A new Human Rights Watch report accuses China law enforcement authorities of dodging new government measures designed to minimize the use of torture and abuse in the police system. Police still routinely use beatings, sleep deprivation, and hanging prisoners by the walls to force confessions, the organization alleges.
The report, titled “Tiger Chairs and Cell Bosses: Police Torture of Criminal Suspects in China,” notes that laws passed in the past decade meant to curb police abuse appear to have led to more secretive behavior to continue the practices while not violating said laws. The report cites prisoners who report being hung by their arms for extended periods of time, shackled to a torture device called a “tiger chair,” and forced to go without sleep or beaten with batons or other police weapons.
“They handcuffed me and then hung the handcuffs on the windows… I was hung like a dog,” one former detainee told the organization of his time behind bars.
In addition to abuse by police, the report notes the rampant use of “cell bosses”: inmates designated by the police to keep their cell blocks controlled. The cell bosses are given free reign to abuse of their fellow inmates, taking the legal responsibility of the abuse out of the hands of the police themselves.
These new methods of torturing prisons, Human Rights Watch writes, are largely responses to reforms by the Chinese government that make it more difficult for police to overtly torture detainees:
These included legislative and regulatory reforms, such as prohibitions against using “cell bosses” to manage other detainees, and practical steps such as videotaping some interrogations. In 2012, when the government revised the Criminal Procedure Law, there were hopes that the strengthened procedural protections, including an “exclusionary rule” prohibiting the use of evidence directly obtained through torture, might improve the treatment of ordinary criminal detainees.

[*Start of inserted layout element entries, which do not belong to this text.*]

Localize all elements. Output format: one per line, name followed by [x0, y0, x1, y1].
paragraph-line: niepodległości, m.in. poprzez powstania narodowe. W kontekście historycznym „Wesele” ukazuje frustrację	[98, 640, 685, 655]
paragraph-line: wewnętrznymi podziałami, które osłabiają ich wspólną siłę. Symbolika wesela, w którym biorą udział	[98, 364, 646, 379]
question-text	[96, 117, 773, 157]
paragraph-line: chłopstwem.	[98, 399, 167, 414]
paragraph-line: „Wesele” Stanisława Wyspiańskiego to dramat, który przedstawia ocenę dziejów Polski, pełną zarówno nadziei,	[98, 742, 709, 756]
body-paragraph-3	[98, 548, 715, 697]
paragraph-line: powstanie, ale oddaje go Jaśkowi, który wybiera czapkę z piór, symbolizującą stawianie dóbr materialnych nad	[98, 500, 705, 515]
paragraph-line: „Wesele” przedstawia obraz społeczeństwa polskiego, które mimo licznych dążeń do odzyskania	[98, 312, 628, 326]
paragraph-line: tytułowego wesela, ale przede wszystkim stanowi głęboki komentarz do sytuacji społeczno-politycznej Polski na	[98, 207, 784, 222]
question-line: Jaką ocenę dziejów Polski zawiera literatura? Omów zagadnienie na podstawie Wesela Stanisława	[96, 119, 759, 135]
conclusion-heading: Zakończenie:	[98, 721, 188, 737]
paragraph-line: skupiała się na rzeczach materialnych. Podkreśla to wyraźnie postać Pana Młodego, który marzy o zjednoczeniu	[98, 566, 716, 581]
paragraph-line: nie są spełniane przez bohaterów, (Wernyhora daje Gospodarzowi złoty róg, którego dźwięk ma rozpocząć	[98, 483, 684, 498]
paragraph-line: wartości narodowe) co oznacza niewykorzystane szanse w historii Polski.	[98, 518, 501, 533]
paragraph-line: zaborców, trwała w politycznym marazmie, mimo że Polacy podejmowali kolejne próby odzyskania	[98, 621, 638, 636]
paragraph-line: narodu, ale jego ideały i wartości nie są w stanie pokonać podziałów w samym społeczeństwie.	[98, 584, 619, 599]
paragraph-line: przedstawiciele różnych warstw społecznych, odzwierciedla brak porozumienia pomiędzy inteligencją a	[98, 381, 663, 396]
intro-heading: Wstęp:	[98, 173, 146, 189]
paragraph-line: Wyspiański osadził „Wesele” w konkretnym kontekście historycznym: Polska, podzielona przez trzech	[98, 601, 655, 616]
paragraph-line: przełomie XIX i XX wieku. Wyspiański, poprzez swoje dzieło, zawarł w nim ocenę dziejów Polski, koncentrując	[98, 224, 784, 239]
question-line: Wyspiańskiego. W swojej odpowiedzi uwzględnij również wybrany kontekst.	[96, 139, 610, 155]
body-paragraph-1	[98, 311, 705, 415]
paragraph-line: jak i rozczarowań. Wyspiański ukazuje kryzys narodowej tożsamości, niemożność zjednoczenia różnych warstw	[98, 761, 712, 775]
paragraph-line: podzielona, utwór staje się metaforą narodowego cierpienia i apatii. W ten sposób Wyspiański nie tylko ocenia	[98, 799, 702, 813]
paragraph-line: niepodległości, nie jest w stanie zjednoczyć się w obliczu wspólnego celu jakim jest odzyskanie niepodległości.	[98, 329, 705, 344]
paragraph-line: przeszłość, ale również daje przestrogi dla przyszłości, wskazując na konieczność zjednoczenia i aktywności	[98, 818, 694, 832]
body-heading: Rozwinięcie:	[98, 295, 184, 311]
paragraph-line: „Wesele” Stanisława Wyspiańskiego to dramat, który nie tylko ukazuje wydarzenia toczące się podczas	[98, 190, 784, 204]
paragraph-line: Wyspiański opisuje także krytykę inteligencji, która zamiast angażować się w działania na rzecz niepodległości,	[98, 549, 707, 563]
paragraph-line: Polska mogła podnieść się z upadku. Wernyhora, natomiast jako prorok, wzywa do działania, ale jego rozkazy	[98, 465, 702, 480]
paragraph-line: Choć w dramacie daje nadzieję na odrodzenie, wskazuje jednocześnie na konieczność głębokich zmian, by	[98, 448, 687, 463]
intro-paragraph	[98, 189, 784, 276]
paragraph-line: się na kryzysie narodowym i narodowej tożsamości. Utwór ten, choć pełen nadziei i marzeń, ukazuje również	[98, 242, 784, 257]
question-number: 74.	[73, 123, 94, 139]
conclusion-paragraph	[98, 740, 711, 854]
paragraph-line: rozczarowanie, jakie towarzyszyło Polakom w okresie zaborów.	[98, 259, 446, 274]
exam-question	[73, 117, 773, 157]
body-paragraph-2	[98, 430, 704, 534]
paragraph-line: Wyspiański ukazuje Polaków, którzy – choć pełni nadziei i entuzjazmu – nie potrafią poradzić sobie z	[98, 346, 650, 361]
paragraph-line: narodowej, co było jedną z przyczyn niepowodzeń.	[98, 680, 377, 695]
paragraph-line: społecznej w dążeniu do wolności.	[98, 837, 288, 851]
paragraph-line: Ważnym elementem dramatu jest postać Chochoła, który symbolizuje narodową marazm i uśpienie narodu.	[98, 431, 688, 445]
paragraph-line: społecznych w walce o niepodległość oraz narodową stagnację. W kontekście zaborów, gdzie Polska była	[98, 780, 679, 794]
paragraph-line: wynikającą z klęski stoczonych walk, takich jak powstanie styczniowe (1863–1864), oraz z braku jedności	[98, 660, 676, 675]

The use of cameras has prompted police to merely take prisoners out of interrogation rooms to beat and torture them, only returning them to the camera eye for their confessions.
The report cites other human rights abuses, such as the near lack of defense attorneys working for prisoners in the nation (“academic and official sources estimate that 70 to 90 percent of criminal defendants in China have no lawyers”) and use of isolation on prisoners that have not yet been convicted of any crime.

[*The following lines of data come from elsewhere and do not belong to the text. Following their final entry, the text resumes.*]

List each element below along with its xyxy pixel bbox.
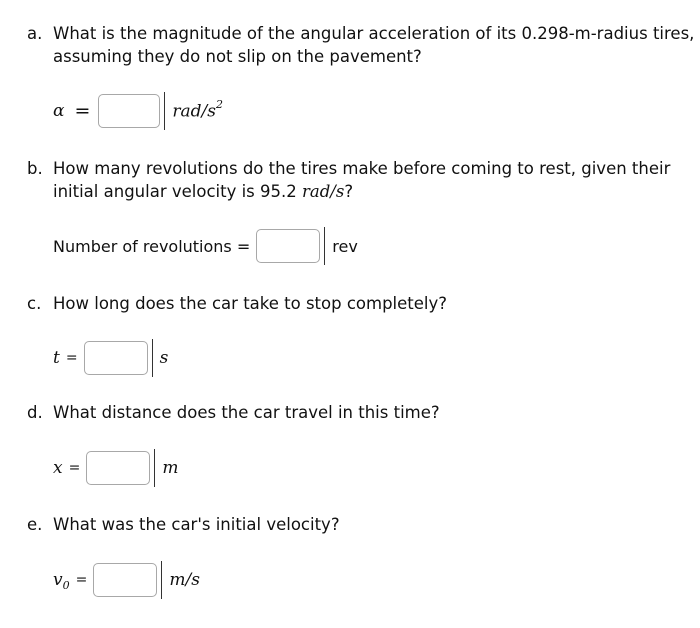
equals-sign: = — [65, 350, 78, 366]
time-unit: s — [159, 348, 169, 368]
alpha-unit-main: rad/s — [172, 101, 217, 122]
unit-bracket — [164, 92, 165, 130]
revolutions-label: Number of revolutions = — [53, 236, 251, 256]
equals-sign: = — [75, 572, 88, 588]
question-b-text-line2 — [27, 180, 670, 203]
question-b-text-line2-post: ? — [344, 182, 354, 201]
question-b-letter: b. — [27, 159, 43, 178]
question-d — [27, 401, 440, 424]
x-symbol: x — [53, 458, 63, 478]
question-e-letter: e. — [27, 515, 43, 534]
angular-velocity-unit: rad/s — [301, 182, 345, 201]
unit-bracket — [152, 339, 153, 377]
question-b-text-line1: How many revolutions do the tires make before coming to rest, given their — [53, 159, 671, 178]
question-c-letter: c. — [27, 294, 42, 313]
question-b-text-line2-pre: initial angular velocity is 95.2 — [53, 182, 302, 201]
answer-row-b — [53, 227, 358, 265]
equals-sign: = — [74, 100, 91, 122]
question-c-text: How long does the car take to stop completely? — [53, 294, 448, 313]
v0-symbol — [53, 570, 70, 590]
unit-bracket — [161, 561, 162, 599]
question-b — [27, 157, 670, 203]
answer-row-d — [53, 449, 178, 487]
question-a-text-line1: What is the magnitude of the angular acceleration of its 0.298-m-radius tires, — [53, 24, 695, 43]
alpha-symbol: α — [53, 101, 65, 121]
question-d-letter: d. — [27, 403, 43, 422]
velocity-unit: m/s — [169, 570, 200, 590]
equals-sign: = — [68, 460, 81, 476]
unit-bracket — [324, 227, 325, 265]
distance-answer-input[interactable] — [86, 451, 150, 485]
question-a — [27, 22, 694, 68]
t-symbol: t — [53, 348, 60, 368]
time-answer-input[interactable] — [84, 341, 148, 375]
alpha-unit — [172, 100, 223, 122]
distance-unit: m — [162, 458, 179, 478]
answer-row-a — [53, 92, 223, 130]
v0-symbol-subscript: 0 — [62, 579, 70, 592]
alpha-answer-input[interactable] — [98, 94, 160, 128]
revolutions-unit: rev — [332, 236, 358, 256]
question-e-text: What was the car's initial velocity? — [53, 515, 340, 534]
question-c — [27, 292, 447, 315]
alpha-unit-exponent: 2 — [216, 98, 224, 112]
question-d-text: What distance does the car travel in this time? — [53, 403, 440, 422]
question-e — [27, 513, 340, 536]
question-a-text-line2: assuming they do not slip on the pavement? — [53, 47, 422, 66]
velocity-answer-input[interactable] — [93, 563, 157, 597]
question-a-letter: a. — [27, 24, 43, 43]
revolutions-answer-input[interactable] — [256, 229, 320, 263]
answer-row-e — [53, 561, 200, 599]
answer-row-c — [53, 339, 168, 377]
v0-symbol-base: v — [53, 570, 63, 590]
unit-bracket — [154, 449, 155, 487]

Human Rights Watch notes that its report is based on “hundreds of newly published court verdicts from across the country and interviews with 48 recent detainees, family members, lawyers, and former officials.”
The paper is the first, the Wall Street Journal reports, to use an online database China has created of its legal verdicts. The database was meant to provide more transparency on the part of law enforcement regarding who is being sentenced for which crimes.
Chinese government spokeswoman Hua Chunying told Reuters that laws are in place which “clearly ban” these practices. There is no indication that the Chinese government will address the concerns in the Human Rights Watch paper with any concrete reforms.
China’s prison system has long been considered among the world’s most abusive. A 2014 report found that China executes more people per year than the top five countries with most executions combined (the Islamic State pseudo-government project in Iraq and Syria is not considered a state for these purposes). Claims that the government was considering eliminating its brutal labor camp system in 2013 came and went with little news of improvement in the lives of those imprisoned.
Instead of addressing human rights concerns inside China, the Chinese government has continued to publicize accusations of “human rights abuses” within the United States. In August 2014, Chinese state media outlet Xinhua claimed that America was a nation “racist in every way,” citing the protests against police in Ferguson, Missouri. Earlier in the year, the Chinese government published a long report accusing the United States of various “human rights abuses,” including the Boston Marathon bombing and the fact that Jimmy Kimmel broadcasts a comedy show on American television.